Love to all and thinking of so many of you.

Sweetpeasue Wed 31-Jul-24 19:44:10

HVDY Your pain is so debilitating-is the nice physio seeing you again?
My DH has had 2 carpal tunnel surgeries so not sure why that's come back. He has the dull head at left side and can't think straight all the time now and think that's something to do with artery problem from neck according to radiographer.

HowVeryDareYou2 Wed 31-Jul-24 19:40:08

DH had a hospital appointment, re the nodules on his parathyroid. We waited an hour before he was called in . The doctor said he wanted to speak with Radiographer about the last scan (April/May), so until then, nothing is happening (what was the point of today?).

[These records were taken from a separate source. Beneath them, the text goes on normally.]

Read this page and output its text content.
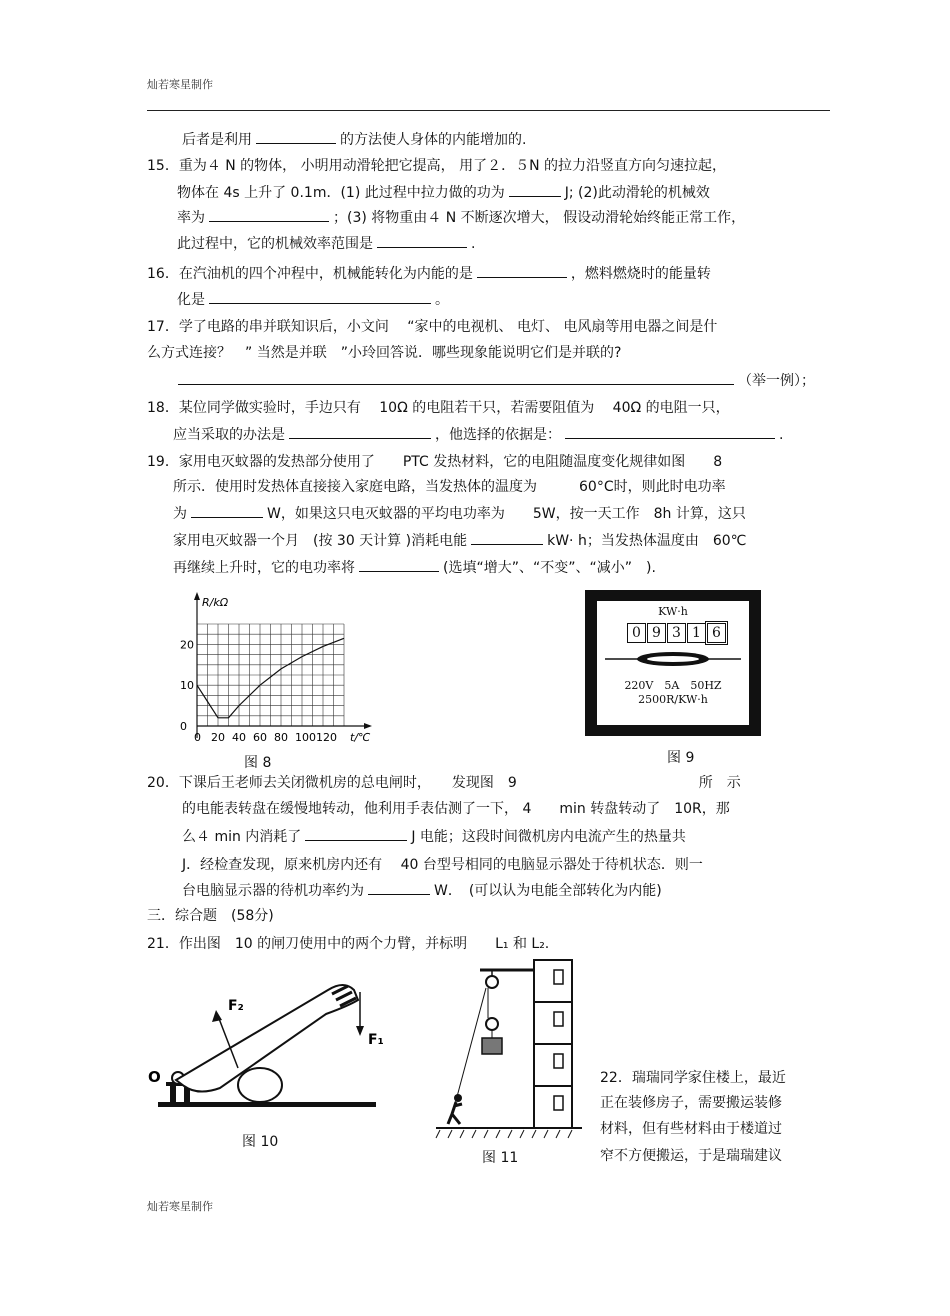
灿若寒星制作
后者是利用	的方法使人身体的内能增加的.
15．重为４ N 的物体， 小明用动滑轮把它提高， 用了２．５N 的拉力沿竖直方向匀速拉起，
物体在 4s 上升了 0.1m．(1) 此过程中拉力做的功为	J; (2)此动滑轮的机械效
率为	；(3) 将物重由４ N 不断逐次增大， 假设动滑轮始终能正常工作，
此过程中，它的机械效率范围是	.
16．在汽油机的四个冲程中，机械能转化为内能的是	，燃料燃烧时的能量转
化是	。
17．学了电路的串并联知识后，小文问　 “家中的电视机、 电灯、 电风扇等用电器之间是什
么方式连接？　” 当然是并联　”小玲回答说．哪些现象能说明它们是并联的?
（举一例）；
18．某位同学做实验时，手边只有　 10Ω 的电阻若干只，若需要阻值为　 40Ω 的电阻一只，
应当采取的办法是	，他选择的依据是：	.
19．家用电灭蚊器的发热部分使用了　　PTC 发热材料，它的电阻随温度变化规律如图　　8
所示．使用时发热体直接接入家庭电路，当发热体的温度为　　　60°C时，则此时电功率
为	W，如果这只电灭蚊器的平均电功率为　　5W，按一天工作　8h 计算，这只
家用电灭蚊器一个月　(按 30 天计算 )消耗电能	kW· h；当发热体温度由　60℃
再继续上升时，它的电功率将	(选填“增大”、“不变”、“减小”　).
20．下课后王老师去关闭微机房的总电闸时，　　发现图　9　　　　　　　　　　　　　所　示
的电能表转盘在缓慢地转动，他利用手表估测了一下， 4　　min 转盘转动了　10R，那
么４ min 内消耗了	J 电能；这段时间微机房内电流产生的热量共
J．经检查发现，原来机房内还有　 40 台型号相同的电脑显示器处于待机状态．则一
台电脑显示器的待机功率约为	W．　(可以认为电能全部转化为内能)
三．综合题　(58分)
21．作出图　10 的闸刀使用中的两个力臂，并标明　　L₁ 和 L₂.
22．瑞瑞同学家住楼上，最近
正在装修房子，需要搬运装修
材料，但有些材料由于楼道过
窄不方便搬运，于是瑞瑞建议
R/kΩ
t/℃
20
10
0
0 20 40 60 80 100 120
图 8
KW·h
0 9 3 1 6
220V　5A　50HZ
2500R/KW·h
图 9
F₂
F₁
O
图 10
图 11
灿若寒星制作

Picked up Son1 and girls, went to a pub he likes (craft/real ales), had lunch there then to Pudding Pantry and another pub. Took them home, got in at 6. Knackered grin. x

HowVeryDareYou2 Wed 31-Jul-24 19:35:01

Doodle In your situation, people either give up and wait for the end, or continue your life as best as you can. I'm glad you're choosing the latter. You're a friendly, lovely lady and your family all need you to koko. I wish my brother would do something with his life.

SweetpeaSue It must be a relief to know that the sensation your husband gets in his arm is nothing sinister. Hope he won't be waiting long for the referral. I had to wear splints throughout my pregnancy with Son2 because of carpal tunnel syndrome.

EllieAnne You made a real effort to travel to your daughter's and did your best. You need to think about yourself now and make a better life by joining something, perhaps.

Wyllow3 I can't lie down. Sitting is painful, and so is getting up from a sitting or bent position. I hope your tum is better today. Lactulose is meant to be good and gentle.

Sweetpeasue Wed 31-Jul-24 09:48:19

Aw Wyllow So sorry about your poorly tummy. I hope its all eased for a while now. The pain and cramps can be excruciating -you can do without any more to contend with. Do you think you might need some professional advice on it ? Hope you can cope without needing it but do take care of physical side though it's so hard when you are on your own and don't want to face any more appts.
Understand about garden. Yes a little relieved that DHs hand may be cause of tingling/aching and not blocked artery.

Hope everyone is managing to koko and your day goes as well as possible.